- Career stories
- Career stories illustrating 'planned happenstance'
- Tim, Academic Director, College of Arts, Humanities and Law
Tim, Academic Director, College of Arts, Humanities and Law
"If any of my family had been to university I might not have had so many illusions about academia, and I might have been less motivated to persist in them".
I originally wanted to become a vet, but I changed my mind and applied to do a degree in English at Oxford despite having dropped the subject at 16. Going to university has been the biggest influence on my career as I was the first person to go to university in my family. If any of my family had been to university I might not have had so many illusions about academia, and I might have been less motivated to persist in them. My school English teacher and my undergraduate tutors have been key to my career, largely because they exemplified the possibility of a life of inquiry and perpetual learning which I found intoxicating (it still gets me out of bed).
I completed my BA and embarked on a doctorate. Before I had completed my doctorate my mother sent me an advert for a job as a lecturer and I still don't know why I applied (I should have been writing a chapter of my doctorate). However, I was appointed to a university lectureship.
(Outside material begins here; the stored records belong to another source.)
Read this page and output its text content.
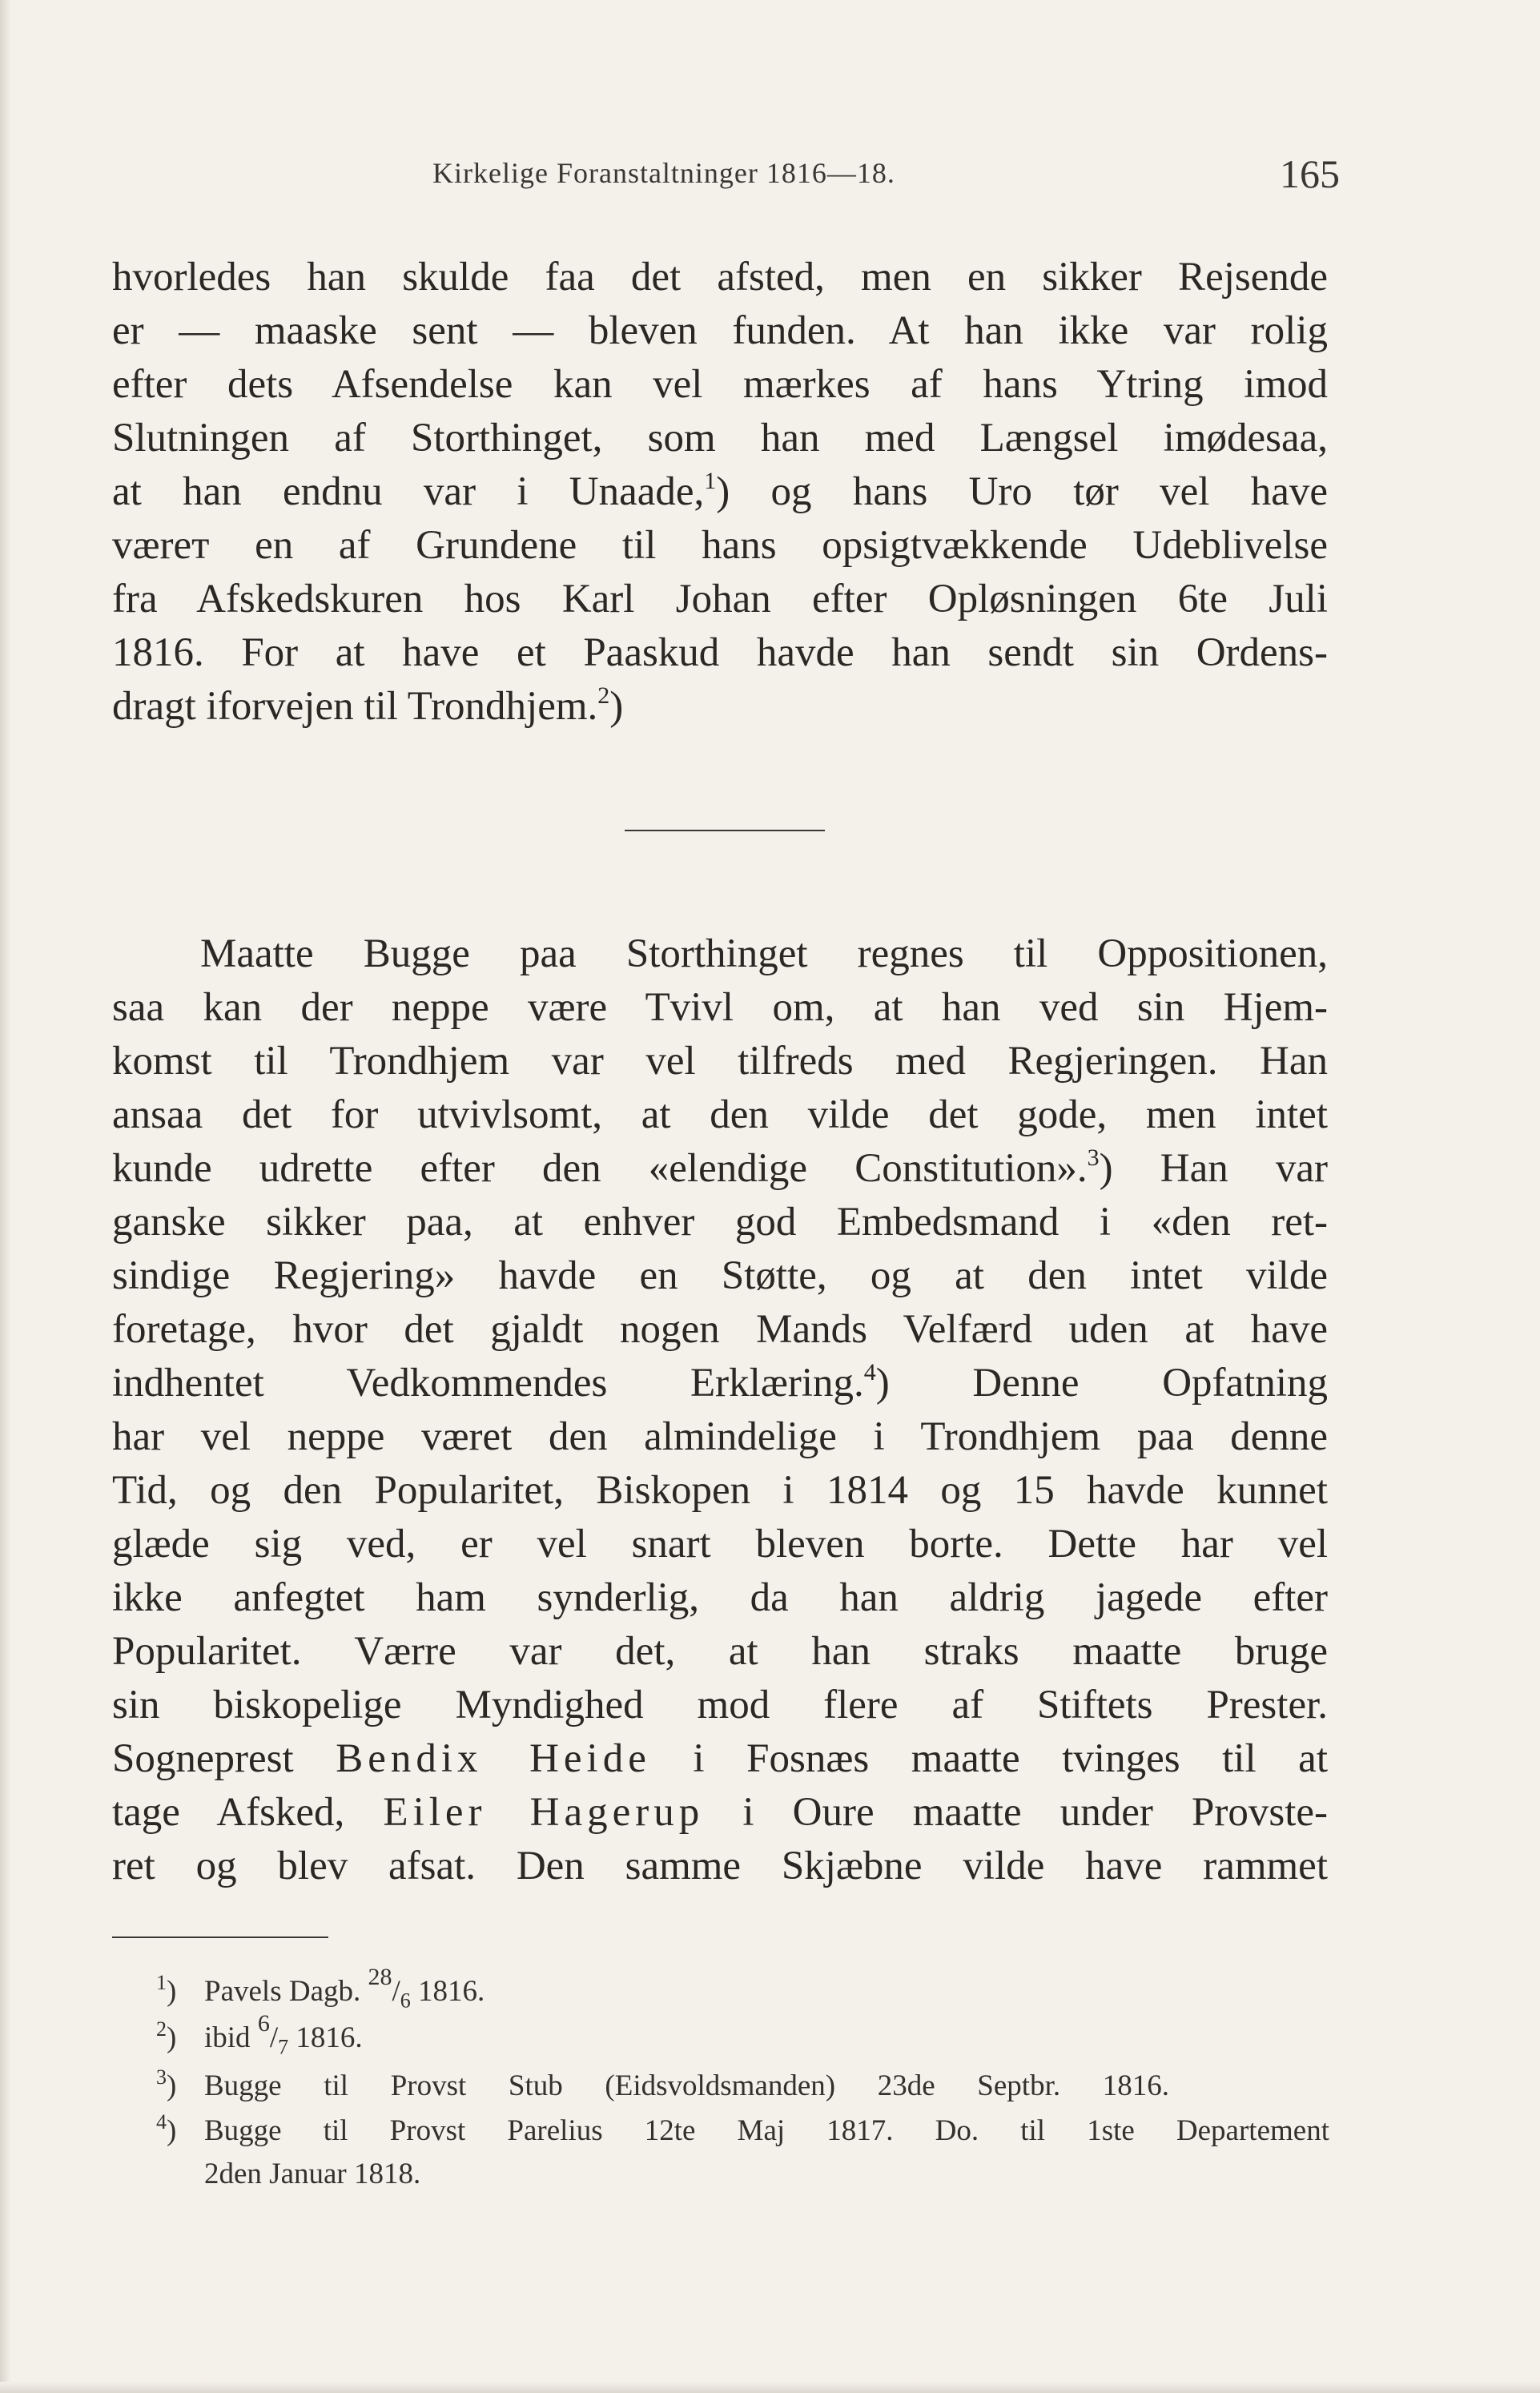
Kirkelige Foranstaltninger 1816—18.	165
hvorledes han skulde faa det afsted, men en sikker Rejsende
er — maaske sent — bleven funden. At han ikke var rolig
efter dets Afsendelse kan vel mærkes af hans Ytring imod
Slutningen af Storthinget, som han med Længsel imødesaa,
at han endnu var i Unaade,$^1$) og hans Uro tør vel have
værет en af Grundene til hans opsigtvækkende Udeblivelse
fra Afskedskuren hos Karl Johan efter Opløsningen 6te Juli
1816. For at have et Paaskud havde han sendt sin Ordens-
dragt iforvejen til Trondhjem.$^2$)
Maatte Bugge paa Storthinget regnes til Oppositionen,
saa kan der neppe være Tvivl om, at han ved sin Hjem-
komst til Trondhjem var vel tilfreds med Regjeringen. Han
ansaa det for utvivlsomt, at den vilde det gode, men intet
kunde udrette efter den «elendige Constitution».$^3$) Han var
ganske sikker paa, at enhver god Embedsmand i «den ret-
sindige Regjering» havde en Støtte, og at den intet vilde
foretage, hvor det gjaldt nogen Mands Velfærd uden at have
indhentet Vedkommendes Erklæring.$^4$) Denne Opfatning
har vel neppe været den almindelige i Trondhjem paa denne
Tid, og den Popularitet, Biskopen i 1814 og 15 havde kunnet
glæde sig ved, er vel snart bleven borte. Dette har vel
ikke anfegtet ham synderlig, da han aldrig jagede efter
Popularitet. Værre var det, at han straks maatte bruge
sin biskopelige Myndighed mod flere af Stiftets Prester.
Sogneprest Bendix Heide i Fosnæs maatte tvinges til at
tage Afsked, Eiler Hagerup i Oure maatte under Provste-
ret og blev afsat. Den samme Skjæbne vilde have rammet
$^1$) Pavels Dagb. $^{28}/_6$ 1816.
$^2$) ibid $^6/_7$ 1816.
$^3$) Bugge til Provst Stub (Eidsvoldsmanden) 23de Septbr. 1816.
$^4$) Bugge til Provst Parelius 12te Maj 1817. Do. til 1ste Departement
2den Januar 1818.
I had taught as a doctoral student (far too much), but the transition to a full-time role in a different institution was difficult - not least because I was still a ‘student', and my doctorate was a long way off completion. Lecturing slowed down the completion of my doctorate, but it got done eventually.
I have never created a career plan, even appraisal strikes me as dauntingly structured. Perhaps I shelter within the abstract model, and known-to-me examples, of the career which summits with cathedration (getting a chair). I've never really explored alternative career options, but I once talked to a university registrar about the consequences of taking an MBA in higher education, which I was interested in pursuing for intellectual reasons.
I think that the difficulties I've faced in my career have been ‘self-made' - a lack of confidence in my research findings and their significance, a lack of focus and persistence in pursuing projects to completion. I'm still working on this, but not with definitive success. You get used to some of the stresses - acting out in public still bothers me - but intellectual effort is as tough and exposing as it is invigorating and stimulating, and other people are as damaging as they are giving.
I think I reject opportunities all the time - rarely through a definitive process of decision-making, more often by allowing them to lapse. If I had pursued publication more doggedly, I might have a bit more money and a few more conference invites, but I am glad I read the books I did - and quite glad I didn't write the books I didn't write.
I have worked at this university ever since I came here during my doctorate. I have recently taken up Academic Director of the College of Arts, Humanities and Law. At the moment I don't know whether taking on this role will be a new turning point in my career.